Rating: 1.5 / 5 stars

“Pacific Rim: Uprising” is the sequel to 2013’s “Pacific Rim,” which was directed by Guillermo Del Toro (“The Shape of Water”). This time around, Steven S. DeKnight (“Daredevil”) takes the director’s chair for this sequel that takes place 10 years after the original and sees a new world in the wake of the Kaiju-Jaeger war. Jaegers regularly patrol the streets, and a new breed of criminal, the Jaeger scrap junkers, have emerged. They are people who exist solely to collect parts of old Jaegers and either sell them or cobble them together to make Jaegers their own. One of these criminals is Jake Pentecost (John Boyega, “Star Wars: The Last Jedi”), son of the deceased war hero from the original, Stacker Pentecost (Idris Elba, “Thor: Ragnarok”), who has attempted to turn away from his previous life as a Jaeger pilot. But after one to many arrests, Jake and fellow pint-sized criminal Amara Namani (Cailee Spaeny) are brought in and forced to join the new Jaeger program as a new enemy emerges that threatens the world once again.

This film was interesting because expectations were pretty low going in, and the final result is not something that was at all out of the realm of possibility. This is another sequel to the level of the Kingsman sequel, but while it seemed much more disappointing because of how fantastic the first one was, this film does not feel nearly as bad simply because there really was not much going for it in the first place.

Besides the obvious signs, such as the extended period of time since the first one, the director changeup and the cast shift, there was just this overall feeling in the air concerning this film that it was not going to be good. While that certainly did hold up, there were still things to enjoy here. Boyega, ever since his breakout role in “The Force Awakens,” has proven himself to be one of the most charming and charismatic actors to grace the silver screen, and there is an argument to be made here that he is a much more solid lead than Charlie Hunnam (“The Lost City of Z”) in the first one. In addition, the effects are a little bit more polished and also more in the daytime, allowing for an increase in visibility for the fight scenes. The fight scenes are the star of the movie, as when boiled down to brass tacks, these are movies about giant robots fighting giant monsters.

The rest of the movie is mediocre trash that seems to take up the entire checklist of things to be found in every generic, studio-mandated blockbuster sequel. It is a basic repeat of the first movie, almost down to complete sequences and storytelling methods that seem to be right on recycle mode. For a movie marketed as a giant robots vs. giant monsters movie, the actual amount of fighting in the movie is somehow less than it was in the first one.
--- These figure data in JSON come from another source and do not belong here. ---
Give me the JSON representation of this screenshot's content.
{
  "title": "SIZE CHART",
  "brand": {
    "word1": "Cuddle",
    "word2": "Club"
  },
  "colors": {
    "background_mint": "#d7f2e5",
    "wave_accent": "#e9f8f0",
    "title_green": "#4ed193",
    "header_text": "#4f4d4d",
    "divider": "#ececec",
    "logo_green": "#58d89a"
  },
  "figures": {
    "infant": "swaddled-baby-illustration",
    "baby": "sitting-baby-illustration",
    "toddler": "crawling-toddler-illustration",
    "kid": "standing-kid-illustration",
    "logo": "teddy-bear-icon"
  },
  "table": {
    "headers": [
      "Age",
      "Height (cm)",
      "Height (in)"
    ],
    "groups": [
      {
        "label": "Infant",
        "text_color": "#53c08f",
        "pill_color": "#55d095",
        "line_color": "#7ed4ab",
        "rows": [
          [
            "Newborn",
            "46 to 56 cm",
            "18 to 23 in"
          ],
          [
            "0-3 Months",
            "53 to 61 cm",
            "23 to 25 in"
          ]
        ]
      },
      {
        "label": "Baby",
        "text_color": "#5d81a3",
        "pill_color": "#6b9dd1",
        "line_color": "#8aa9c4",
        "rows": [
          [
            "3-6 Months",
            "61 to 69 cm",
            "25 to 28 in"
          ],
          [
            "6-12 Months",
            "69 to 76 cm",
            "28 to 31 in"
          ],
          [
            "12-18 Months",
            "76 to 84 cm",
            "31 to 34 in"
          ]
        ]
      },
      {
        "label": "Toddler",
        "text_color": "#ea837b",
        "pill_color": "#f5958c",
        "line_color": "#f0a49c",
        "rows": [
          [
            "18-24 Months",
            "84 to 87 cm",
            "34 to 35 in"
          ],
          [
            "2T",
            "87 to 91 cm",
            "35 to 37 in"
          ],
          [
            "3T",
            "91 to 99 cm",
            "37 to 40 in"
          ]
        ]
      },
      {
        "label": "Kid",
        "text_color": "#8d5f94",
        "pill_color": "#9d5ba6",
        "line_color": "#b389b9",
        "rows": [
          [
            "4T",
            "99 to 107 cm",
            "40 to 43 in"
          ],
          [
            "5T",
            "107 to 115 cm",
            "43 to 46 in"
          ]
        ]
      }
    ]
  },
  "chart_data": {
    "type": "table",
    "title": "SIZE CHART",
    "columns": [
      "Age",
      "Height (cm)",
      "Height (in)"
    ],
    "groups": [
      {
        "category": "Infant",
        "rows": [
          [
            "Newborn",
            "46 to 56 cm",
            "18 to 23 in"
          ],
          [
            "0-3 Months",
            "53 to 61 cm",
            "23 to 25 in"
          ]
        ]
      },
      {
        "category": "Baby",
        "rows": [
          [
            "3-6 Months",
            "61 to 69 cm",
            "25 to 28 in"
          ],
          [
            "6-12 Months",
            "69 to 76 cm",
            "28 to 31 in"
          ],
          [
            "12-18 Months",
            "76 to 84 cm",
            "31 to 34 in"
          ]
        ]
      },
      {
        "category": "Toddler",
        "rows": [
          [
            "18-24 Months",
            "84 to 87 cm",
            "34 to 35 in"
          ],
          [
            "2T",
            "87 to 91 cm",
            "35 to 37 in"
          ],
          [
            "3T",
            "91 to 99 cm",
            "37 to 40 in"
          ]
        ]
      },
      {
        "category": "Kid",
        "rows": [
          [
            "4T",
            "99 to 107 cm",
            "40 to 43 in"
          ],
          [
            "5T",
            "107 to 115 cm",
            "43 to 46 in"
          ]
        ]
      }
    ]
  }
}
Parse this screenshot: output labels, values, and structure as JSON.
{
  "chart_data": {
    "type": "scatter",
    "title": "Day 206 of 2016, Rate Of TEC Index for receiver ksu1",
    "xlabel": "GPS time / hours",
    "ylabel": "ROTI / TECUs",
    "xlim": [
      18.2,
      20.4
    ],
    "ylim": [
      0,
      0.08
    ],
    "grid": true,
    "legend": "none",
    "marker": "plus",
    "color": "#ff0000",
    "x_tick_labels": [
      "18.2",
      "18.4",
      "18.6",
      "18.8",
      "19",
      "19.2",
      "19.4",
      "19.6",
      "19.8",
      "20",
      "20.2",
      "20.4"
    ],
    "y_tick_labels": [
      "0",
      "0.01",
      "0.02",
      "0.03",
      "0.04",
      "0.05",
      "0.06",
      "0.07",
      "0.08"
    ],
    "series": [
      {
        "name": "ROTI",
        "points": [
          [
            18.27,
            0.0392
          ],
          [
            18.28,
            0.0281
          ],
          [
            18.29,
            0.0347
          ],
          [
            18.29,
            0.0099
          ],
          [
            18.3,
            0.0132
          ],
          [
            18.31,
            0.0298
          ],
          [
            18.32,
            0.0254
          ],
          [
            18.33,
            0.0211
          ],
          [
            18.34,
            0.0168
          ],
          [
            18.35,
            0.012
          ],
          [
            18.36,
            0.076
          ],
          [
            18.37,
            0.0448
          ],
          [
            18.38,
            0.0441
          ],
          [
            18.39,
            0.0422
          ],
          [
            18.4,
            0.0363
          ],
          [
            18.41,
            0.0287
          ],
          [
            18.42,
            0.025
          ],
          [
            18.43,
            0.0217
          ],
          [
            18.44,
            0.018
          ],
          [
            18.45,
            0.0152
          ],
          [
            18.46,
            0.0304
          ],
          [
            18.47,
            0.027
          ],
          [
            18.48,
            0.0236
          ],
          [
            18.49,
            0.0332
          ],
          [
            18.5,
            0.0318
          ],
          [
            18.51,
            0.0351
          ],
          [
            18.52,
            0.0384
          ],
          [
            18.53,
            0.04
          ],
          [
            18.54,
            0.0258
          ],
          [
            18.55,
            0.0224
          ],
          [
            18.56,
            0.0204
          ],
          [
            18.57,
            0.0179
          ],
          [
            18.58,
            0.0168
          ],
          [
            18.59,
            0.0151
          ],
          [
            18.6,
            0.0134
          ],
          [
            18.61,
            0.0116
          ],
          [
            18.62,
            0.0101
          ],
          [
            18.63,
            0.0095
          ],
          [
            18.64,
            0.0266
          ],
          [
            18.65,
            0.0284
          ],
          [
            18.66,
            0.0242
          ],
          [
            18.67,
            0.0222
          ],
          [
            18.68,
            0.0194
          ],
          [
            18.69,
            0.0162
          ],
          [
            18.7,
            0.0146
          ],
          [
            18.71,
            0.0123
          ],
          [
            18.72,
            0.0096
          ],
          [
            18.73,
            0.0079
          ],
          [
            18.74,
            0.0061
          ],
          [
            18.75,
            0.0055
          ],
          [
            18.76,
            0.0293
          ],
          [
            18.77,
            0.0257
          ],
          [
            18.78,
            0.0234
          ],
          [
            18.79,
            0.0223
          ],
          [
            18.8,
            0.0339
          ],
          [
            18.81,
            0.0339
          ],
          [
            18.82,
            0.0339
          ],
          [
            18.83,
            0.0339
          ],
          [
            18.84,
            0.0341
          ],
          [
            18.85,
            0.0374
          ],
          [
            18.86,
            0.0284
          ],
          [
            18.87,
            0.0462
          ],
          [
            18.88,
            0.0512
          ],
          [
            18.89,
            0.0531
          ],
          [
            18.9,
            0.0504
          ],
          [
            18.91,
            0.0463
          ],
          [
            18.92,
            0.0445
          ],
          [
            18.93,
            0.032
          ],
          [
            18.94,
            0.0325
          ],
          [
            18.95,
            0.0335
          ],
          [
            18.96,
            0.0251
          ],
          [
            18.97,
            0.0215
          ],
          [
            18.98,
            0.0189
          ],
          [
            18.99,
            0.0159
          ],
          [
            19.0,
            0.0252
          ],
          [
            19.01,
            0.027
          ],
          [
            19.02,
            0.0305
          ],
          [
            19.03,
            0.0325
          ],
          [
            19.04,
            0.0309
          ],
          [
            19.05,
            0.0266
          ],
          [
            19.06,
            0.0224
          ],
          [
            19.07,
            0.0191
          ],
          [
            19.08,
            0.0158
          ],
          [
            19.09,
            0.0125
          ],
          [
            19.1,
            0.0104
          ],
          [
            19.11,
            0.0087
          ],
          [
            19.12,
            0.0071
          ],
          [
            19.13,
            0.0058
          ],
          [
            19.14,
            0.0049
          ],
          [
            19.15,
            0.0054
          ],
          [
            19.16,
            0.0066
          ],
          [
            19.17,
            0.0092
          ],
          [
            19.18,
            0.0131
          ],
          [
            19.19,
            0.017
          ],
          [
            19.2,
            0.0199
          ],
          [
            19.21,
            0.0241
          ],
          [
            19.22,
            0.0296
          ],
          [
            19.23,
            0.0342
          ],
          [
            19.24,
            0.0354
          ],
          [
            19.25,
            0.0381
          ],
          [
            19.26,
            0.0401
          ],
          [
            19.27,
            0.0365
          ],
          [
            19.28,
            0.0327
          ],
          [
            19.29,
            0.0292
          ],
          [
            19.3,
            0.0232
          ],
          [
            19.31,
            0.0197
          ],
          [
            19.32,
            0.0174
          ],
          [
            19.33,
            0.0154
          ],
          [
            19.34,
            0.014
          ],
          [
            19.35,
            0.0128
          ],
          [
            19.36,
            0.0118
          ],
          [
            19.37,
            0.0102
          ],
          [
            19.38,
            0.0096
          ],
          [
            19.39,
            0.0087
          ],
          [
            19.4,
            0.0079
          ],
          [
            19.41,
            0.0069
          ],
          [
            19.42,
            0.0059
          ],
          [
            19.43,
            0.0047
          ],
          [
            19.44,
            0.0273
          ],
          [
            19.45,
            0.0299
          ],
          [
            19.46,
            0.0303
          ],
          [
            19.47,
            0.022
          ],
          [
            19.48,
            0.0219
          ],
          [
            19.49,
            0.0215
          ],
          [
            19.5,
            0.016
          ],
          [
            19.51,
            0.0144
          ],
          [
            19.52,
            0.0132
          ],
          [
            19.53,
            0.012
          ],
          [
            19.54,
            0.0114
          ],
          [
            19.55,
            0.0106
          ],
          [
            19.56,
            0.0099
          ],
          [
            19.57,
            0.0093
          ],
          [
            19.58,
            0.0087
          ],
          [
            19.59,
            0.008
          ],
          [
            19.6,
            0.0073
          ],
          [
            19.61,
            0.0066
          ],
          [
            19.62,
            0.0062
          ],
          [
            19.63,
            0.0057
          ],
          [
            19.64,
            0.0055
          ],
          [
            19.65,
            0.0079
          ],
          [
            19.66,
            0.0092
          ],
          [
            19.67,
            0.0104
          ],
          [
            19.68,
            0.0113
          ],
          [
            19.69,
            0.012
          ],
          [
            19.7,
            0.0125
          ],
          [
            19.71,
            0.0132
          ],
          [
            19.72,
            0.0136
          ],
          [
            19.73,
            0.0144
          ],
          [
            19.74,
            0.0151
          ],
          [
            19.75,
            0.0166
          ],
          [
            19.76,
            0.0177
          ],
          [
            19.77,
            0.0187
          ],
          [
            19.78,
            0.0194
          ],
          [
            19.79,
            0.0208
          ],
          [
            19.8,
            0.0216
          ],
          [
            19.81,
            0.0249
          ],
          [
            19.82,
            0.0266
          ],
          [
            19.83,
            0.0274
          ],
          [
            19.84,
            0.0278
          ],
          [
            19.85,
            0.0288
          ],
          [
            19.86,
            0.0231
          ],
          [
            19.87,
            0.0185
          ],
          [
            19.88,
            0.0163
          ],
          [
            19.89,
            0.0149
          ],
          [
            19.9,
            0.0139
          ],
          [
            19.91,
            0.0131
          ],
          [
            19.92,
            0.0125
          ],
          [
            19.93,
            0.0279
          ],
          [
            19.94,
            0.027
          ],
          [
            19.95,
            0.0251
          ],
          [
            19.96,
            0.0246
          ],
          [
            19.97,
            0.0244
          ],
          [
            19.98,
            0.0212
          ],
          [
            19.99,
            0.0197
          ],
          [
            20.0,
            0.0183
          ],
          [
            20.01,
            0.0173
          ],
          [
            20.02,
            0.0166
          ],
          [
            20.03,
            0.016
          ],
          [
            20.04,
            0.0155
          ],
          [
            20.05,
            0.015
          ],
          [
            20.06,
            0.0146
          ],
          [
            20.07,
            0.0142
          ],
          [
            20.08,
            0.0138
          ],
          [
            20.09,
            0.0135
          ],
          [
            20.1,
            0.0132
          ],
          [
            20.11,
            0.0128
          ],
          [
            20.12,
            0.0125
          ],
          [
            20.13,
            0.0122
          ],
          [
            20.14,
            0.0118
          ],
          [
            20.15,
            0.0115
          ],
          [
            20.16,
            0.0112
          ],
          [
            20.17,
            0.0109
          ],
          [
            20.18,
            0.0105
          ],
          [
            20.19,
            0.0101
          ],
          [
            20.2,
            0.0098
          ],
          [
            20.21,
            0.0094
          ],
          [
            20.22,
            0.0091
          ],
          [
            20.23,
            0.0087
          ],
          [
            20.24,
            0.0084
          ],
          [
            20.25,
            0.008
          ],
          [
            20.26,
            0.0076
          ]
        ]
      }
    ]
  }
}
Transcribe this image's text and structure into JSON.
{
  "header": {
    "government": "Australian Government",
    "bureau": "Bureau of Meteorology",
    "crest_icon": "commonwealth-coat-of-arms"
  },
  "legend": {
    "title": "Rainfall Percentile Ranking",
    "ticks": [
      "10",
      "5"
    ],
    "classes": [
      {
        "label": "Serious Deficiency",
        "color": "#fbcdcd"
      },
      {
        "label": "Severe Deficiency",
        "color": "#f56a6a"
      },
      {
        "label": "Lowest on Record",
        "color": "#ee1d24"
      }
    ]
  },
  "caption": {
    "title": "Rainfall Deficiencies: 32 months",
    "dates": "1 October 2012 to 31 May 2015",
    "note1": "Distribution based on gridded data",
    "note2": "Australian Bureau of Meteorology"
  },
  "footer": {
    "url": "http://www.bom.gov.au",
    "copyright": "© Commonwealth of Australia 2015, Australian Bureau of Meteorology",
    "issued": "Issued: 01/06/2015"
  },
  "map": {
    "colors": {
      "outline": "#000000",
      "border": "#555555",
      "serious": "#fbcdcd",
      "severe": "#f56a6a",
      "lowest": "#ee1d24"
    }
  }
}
Acting-wise, outside of Boyega is as generic as generic could be. Scott Eastwood (“The Fate of the Furious”) is his partner in this, and once again, he is perfectly generic, as he has been in all things. The rest of the cast is so forgettable that they are not even worth mentioning, at least when it comes to the new additions. For the returning faces (yes, the studio managed to actually convince some people from the first movie to return) Rinko Kikuchi (“Terra Formars”) and Burn Gorman (“Imperium”) are basically doing the exact same thing they did in the first movie. Then there’s Charlie Day (“It’s Always Sunny in Philadelphia”), who, without spoiling anything about what his character does in this movie, has a twist around him that is just so sad, considering how likeable and goofy he was in the first movie.

The thing that really sold that first movie was Del Toro, who managed to inject a dumb giant monster movie with so much more heart, fun, goofiness, visual flair and creativity than a movie like “Pacific Rim” deserved, and it’s very obvious that this one could barely live up.